In “50 First Dates,” Banjong points out, Lucy resets her memory everyday. TGA is infinitely more complicated, not least since 80 per cent of the action occurs in Hokkaido in a single day.
“For me, the most difficult part of the project was the development of the story. I’m used to doing comedy and while ‘Fanday’ has its humorous moments, we’ve all worked hard to make sure they are incidental to the story.
“It’s not heavy romantic drama and not that kind of feel-good romantic stuff for which GTH was known. Making comedies like that no longer interests me. It’s a case of ‘been there, done that’. I want to have something new in my work,” he says.
Scepticism has always surrounded Banjong’s initial ideas.

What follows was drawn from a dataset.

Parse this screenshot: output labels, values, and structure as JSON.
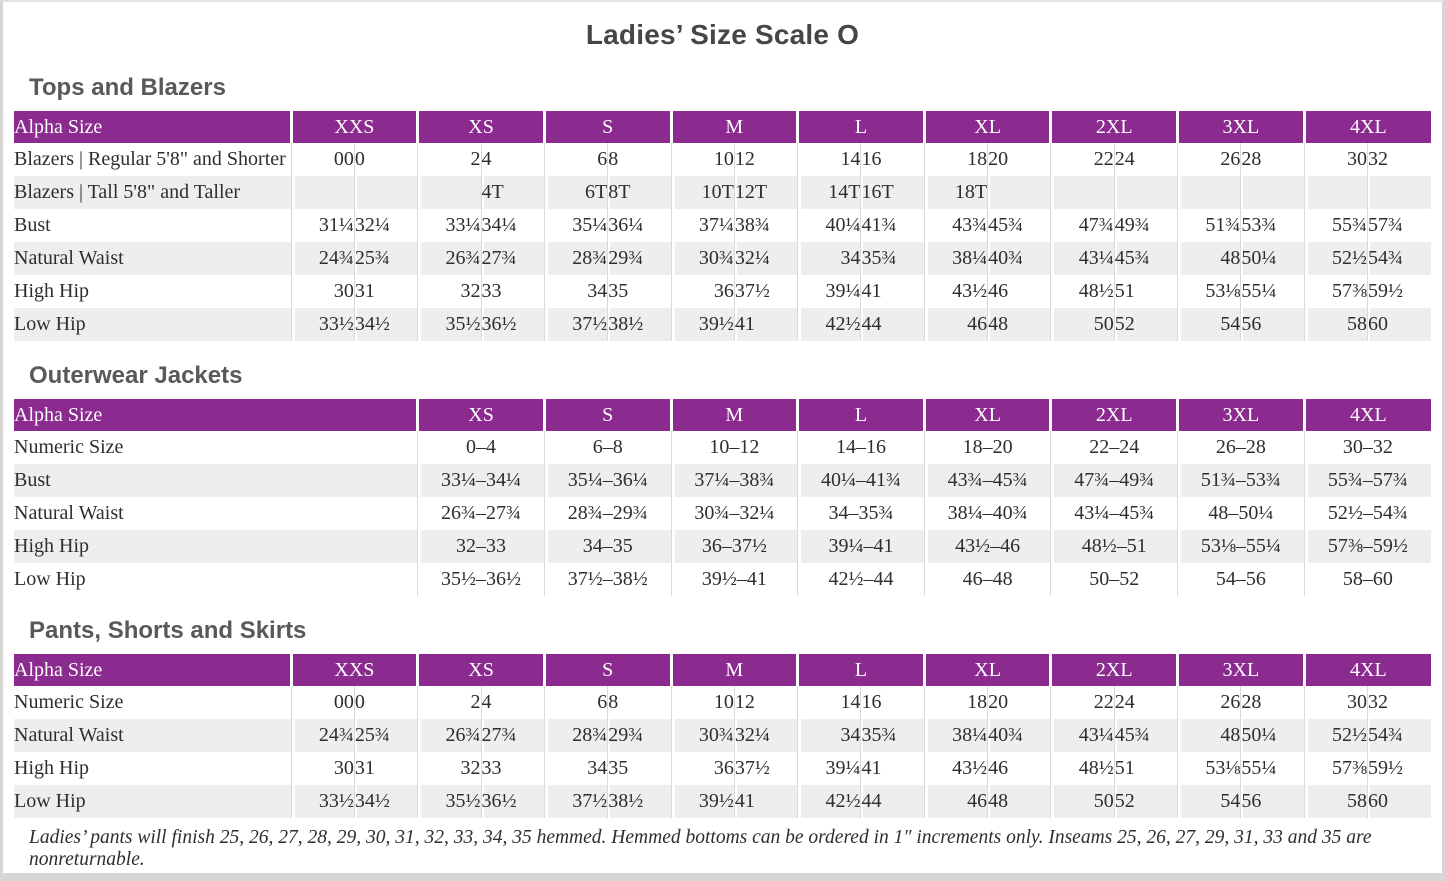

For example, in “Hello Stranger,” fans were surprised when he cast actress Nuengtida Sophon in the lead role and wondered on the social networks if she was right for the character. Banjong responded by insisting he wanted to take the risk. The same questions were raised in the early days of “Pee Mak” after he cast thoroughly modern Mario Maurer in the lead.
The scepticism was erased the moment the films were released with Banjong proving he was right in sticking to his guns.
And “Fanday” hasn’t escaped the sceptics. The trailers clearly reflect the mellow drama and filmgoers are questioning the story’s idea.
“I always go all out on every project and I don’t hesitate in my decision. I believe in taking risks and don’t see why I should have to play by the rules,” he says.
“If my decision is right, then the movie will prove the sceptics wrong. Obviously I can’t guarantee that every time. I’ve been lucky in that it has worked for every project, but luck doesn’t hold forever. I’m just hoping that it won’t desert me in this project,” he says with a smile.
“Fanday” is also a gamble for GDH as it is the studio’s first project following the dismantling of GTH at the end of last year.
After the romance, Banjong wants to try a thriller. One of his dreams is to make a movie for gigantic IMAX theatre and he’d also love to earn some international acclaim.
That may have to wait for a bit as one of his projects, the short story “Khong Kong” from “Phobia 2”, was snapped up by Hong Kong director Stephen Chow for a remake only for the censorship board of China reject the script because of its ghostly content.
The project is however going ahead and will be made as a co-production between Thailand and the Chinese company.
“I’ll be directing it,” Banjong says.